He said Mr. Messina operated a catering business and delicatessen in
Howard Beach, Queens, and was a close and trusted associate of Mr. Gotti
of the Gambino family, who also comes from Howard Beach.
The least known of the emerging new leaders is James Angellino, 50, of
the Colombo family, which has suffered widespread disruption since the
conviction in June of its boss, Carmine Persico, and eight other
leaders.
Mr. Angellino was indicted last August with a reputed Colombo family
captain on Federal charges of conspiring to receive hijacked goods. Both
men pleaded not guilty.
Other recent mob trials around the country include these:
* In New York, the Government has completed its year-long ''pizza
connection'' case against 20 alleged Sicilian and American mob figures
accused of operating a billion-dollar heroin pipeline.

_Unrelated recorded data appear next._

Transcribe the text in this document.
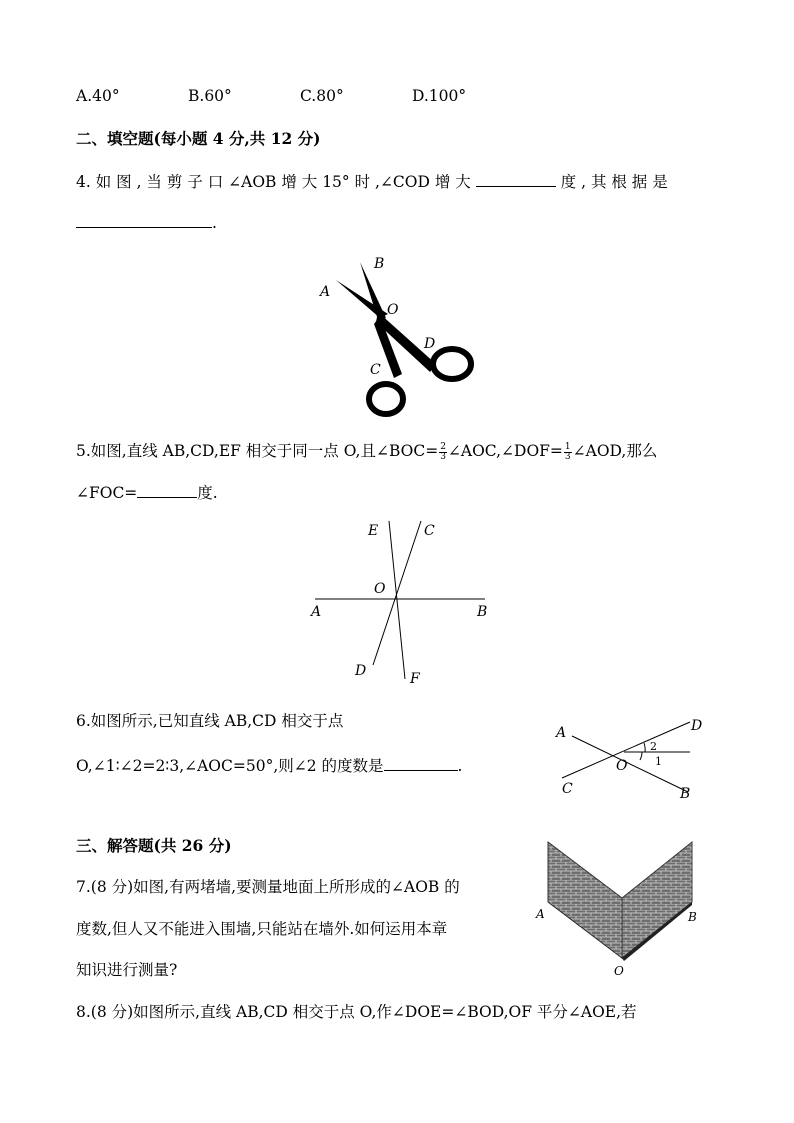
A.40°	B.60°	C.80°	D.100°
二、填空题(每小题 4 分,共 12 分)
4. 如 图 , 当 剪 子 口 ∠AOB 增 大 15° 时 ,∠COD 增 大	度 , 其 根 据 是
.
A
B
O
D
C
5.如图,直线 AB,CD,EF 相交于同一点 O,且∠BOC= $\frac{2}{3}$ ∠AOC,∠DOF= $\frac{1}{3}$ ∠AOD,那么
∠FOC=	度.
E	C
O
A	B
D	F
6.如图所示,已知直线 AB,CD 相交于点
O,∠1∶∠2=2∶3,∠AOC=50°,则∠2 的度数是	.
A	D
O
C	B
1
2
三、解答题(共 26 分)
7.(8 分)如图,有两堵墙,要测量地面上所形成的∠AOB 的
度数,但人又不能进入围墙,只能站在墙外.如何运用本章
知识进行测量?
A	B
O
8.(8 分)如图所示,直线 AB,CD 相交于点 O,作∠DOE=∠BOD,OF 平分∠AOE,若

* In Kansas City, five accused underworld figures were convicted early
this year of skimming profits of Las Vegas casinos that were purchased
with money from the teamsters union.
* In New Jersey in August, 26 members of the Lucchese family were
convicted on various charges. Also, in Trenton, 16 Philadelphians were
indicted last month on racketeering charges.
* In Philadelphia, union locals were charged with extorting kickbacks
and acting as collection agencies for organized crime.